Finding Ball Chasers

I have a dog that only wants to chase balls. My wife and I could sit in our backyard 24×7 and not wear her out. As I write this, I’m sitting here with my ball chucker filling the need of my miniature Australian Labradoodle.

The marketing trifecta is when your product is so good, it matches your customers’ needs exactly and they want to consume it over and over again.

Product = tennis ball
Customer = dog
Frequency = hourly

Have you hit the marketing trifecta yet in your business? If not, keep looking and you’ll find them.

How to name and position a product (not!)

In less than 24 hours one of the largest hurricanes ever, “Hurricane Irma,” will make landfall in Florida. It’s scary. Just search for the terms, “Images of Hurricane Irma” and you’ll see what I mean.

Whoever’s in charge of the naming hurricanes should try something more dramatic, like how the military names their operations:

  • Spartan Scorpion
  • Bayonet Lightning
  • Warrior’s Rage
  • Gothic Serpent
  • Montana Mauler

If CNN said, “A mandatory evacuation has been called because Gothic Serpent is approaching and will destroy everything in it’s path,” people would begin to understand the dramatic nature of what is about to hit. Maybe the National Hurricane Center could use this.

 

If you only had an albino raccoon.

Raccoon Photo

Who else do you know that owns an albino raccoon? Think of the exclusivity!  You could charge a small fortune for people to see this amazing mystery of nature. There’s clearly no competition.

Unfortunately there’s nearly no market, unless you’re a dad driving through the desert in the American West with kids under the age of 12 who need to stretch their legs after a long ride.

Marketing isn’t just about creative pictures and words, it begins with a business goal. If your goal is just to make a handful of girls happy each year, an albino raccoon is a perfect product. If you want to build a larger business, you need an army of albino animals, plush toys, and a popular kids cartoon.

Ask yourself, what is your business about, and then you can figure out the price, the place, and the promotion.

For the record, despite the pleas from my daughters, I did not pay to see the raccoon.

How do I keep my regular clients if my product changes?

On a recent road trip through Moab, Utah (a place we’ve been several times before), my 18-year old son was upset with some of the changes—new hotels, new (more) tourists, new restaurants. Some would call it progress. My son called it destruction. Destruction of what the city’s “product” used to be—small, remote, undiscovered.

Their product (the town culture) seems to change every time we go there—probably at a faster pace since the days when it was a dusty trading post in the early 1800’s—even though the population is only about 5,200 people. But in many people’s eyes, it has changed too much.

What about changes that some people think are improvements? Like new restaurants, or the elimination of the uranium mines? If the product stays the same forever, will it be a product people will want to continue to use? It’s a fine line!

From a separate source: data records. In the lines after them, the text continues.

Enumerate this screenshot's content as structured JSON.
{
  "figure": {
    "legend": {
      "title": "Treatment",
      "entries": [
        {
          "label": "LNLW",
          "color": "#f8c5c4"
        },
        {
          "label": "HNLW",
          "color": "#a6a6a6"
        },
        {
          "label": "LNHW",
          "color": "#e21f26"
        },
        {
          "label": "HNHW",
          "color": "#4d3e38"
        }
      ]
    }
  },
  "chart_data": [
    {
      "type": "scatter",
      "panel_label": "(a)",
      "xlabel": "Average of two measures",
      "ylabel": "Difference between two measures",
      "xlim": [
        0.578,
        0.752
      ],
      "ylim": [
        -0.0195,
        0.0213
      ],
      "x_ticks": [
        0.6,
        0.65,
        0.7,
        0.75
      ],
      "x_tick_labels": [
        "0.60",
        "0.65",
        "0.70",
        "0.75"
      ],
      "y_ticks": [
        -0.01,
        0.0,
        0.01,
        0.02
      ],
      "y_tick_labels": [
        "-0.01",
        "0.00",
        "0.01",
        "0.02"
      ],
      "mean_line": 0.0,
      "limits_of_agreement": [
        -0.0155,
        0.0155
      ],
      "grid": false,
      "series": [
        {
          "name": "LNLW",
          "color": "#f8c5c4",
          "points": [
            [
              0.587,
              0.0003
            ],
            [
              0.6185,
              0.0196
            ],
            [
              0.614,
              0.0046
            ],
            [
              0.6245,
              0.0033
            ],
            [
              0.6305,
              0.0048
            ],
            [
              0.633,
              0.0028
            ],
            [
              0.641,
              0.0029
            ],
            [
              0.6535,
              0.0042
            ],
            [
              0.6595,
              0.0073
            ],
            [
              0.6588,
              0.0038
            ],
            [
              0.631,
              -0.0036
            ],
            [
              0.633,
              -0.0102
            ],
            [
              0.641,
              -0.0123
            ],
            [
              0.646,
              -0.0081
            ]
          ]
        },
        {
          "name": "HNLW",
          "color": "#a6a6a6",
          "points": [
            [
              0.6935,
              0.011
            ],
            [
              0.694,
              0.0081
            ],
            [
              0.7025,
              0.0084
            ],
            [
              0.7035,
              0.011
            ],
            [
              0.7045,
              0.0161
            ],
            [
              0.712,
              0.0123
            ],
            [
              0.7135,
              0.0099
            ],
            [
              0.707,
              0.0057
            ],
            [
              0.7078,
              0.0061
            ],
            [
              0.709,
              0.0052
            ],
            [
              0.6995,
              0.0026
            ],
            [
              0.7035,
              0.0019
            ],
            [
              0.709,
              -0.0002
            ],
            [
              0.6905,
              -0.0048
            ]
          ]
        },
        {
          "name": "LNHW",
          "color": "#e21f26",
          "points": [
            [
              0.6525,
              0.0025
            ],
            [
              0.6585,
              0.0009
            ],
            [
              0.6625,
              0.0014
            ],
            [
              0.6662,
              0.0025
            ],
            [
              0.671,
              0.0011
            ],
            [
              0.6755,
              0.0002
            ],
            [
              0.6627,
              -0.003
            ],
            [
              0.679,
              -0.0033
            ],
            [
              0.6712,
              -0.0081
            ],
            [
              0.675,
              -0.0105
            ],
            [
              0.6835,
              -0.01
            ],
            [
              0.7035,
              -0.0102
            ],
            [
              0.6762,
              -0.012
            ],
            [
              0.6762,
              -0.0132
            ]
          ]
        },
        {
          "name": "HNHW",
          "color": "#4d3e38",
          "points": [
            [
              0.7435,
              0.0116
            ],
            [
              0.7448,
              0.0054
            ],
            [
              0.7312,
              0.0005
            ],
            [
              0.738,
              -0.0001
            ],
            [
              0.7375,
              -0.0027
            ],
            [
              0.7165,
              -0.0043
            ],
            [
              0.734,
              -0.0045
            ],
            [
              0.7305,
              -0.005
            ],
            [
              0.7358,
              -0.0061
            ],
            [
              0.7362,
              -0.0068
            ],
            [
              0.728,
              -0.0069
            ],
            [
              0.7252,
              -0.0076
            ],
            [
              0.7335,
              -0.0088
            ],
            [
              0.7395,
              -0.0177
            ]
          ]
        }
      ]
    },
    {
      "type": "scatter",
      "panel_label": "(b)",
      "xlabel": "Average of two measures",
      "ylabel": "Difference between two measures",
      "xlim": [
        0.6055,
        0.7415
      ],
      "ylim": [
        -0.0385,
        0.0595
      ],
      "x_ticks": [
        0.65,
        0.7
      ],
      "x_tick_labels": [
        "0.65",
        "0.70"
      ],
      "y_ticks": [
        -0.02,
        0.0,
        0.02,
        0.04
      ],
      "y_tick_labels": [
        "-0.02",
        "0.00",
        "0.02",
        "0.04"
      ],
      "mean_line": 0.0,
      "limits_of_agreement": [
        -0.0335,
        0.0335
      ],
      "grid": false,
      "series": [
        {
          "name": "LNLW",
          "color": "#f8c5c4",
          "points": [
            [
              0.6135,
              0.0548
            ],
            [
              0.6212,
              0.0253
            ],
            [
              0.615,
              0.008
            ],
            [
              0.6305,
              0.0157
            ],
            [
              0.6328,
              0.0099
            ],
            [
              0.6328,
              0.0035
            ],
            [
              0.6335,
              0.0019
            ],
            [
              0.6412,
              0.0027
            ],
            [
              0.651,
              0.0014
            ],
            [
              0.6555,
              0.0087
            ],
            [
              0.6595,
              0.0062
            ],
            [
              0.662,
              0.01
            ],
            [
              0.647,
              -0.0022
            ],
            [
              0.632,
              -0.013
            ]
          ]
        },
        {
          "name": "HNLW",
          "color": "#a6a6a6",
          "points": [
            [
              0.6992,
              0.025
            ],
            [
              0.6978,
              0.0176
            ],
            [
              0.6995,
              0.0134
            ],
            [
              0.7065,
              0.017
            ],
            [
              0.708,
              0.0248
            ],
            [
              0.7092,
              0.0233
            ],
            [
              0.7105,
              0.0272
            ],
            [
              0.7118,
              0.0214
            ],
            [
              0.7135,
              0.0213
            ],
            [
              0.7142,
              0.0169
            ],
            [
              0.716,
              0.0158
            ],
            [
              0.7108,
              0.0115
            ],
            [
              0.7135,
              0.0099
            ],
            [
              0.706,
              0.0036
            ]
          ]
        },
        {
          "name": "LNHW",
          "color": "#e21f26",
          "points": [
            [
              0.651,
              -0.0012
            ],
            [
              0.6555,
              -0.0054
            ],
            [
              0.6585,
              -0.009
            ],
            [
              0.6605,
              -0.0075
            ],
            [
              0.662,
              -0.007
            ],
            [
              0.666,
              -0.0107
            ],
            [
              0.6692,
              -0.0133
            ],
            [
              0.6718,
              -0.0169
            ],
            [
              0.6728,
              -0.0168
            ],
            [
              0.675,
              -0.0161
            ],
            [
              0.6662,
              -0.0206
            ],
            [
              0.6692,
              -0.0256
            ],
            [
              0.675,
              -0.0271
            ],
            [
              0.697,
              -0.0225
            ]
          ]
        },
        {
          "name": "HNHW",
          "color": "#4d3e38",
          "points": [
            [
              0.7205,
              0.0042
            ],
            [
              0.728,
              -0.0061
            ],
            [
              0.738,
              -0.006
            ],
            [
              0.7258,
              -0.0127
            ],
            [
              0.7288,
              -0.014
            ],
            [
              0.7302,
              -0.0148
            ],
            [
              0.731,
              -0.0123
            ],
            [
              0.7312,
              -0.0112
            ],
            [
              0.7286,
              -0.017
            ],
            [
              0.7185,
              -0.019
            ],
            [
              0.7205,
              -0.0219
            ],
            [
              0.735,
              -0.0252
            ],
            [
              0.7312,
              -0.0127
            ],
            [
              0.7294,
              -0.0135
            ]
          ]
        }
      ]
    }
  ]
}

If your iPhone never changed, would you ever buy a new one? If your car was still a horse, would your life be as productive? If your favorite vacation spot grew too touristy too fast, would you keep going back?

Certain products need to be updated to keep their clientele and some should stay the same. Remember the New Coke disaster? Before you make a change to your product, think first about your raving fans because they’ll promote you all day long if you make changes that will improve, not take away from their lives.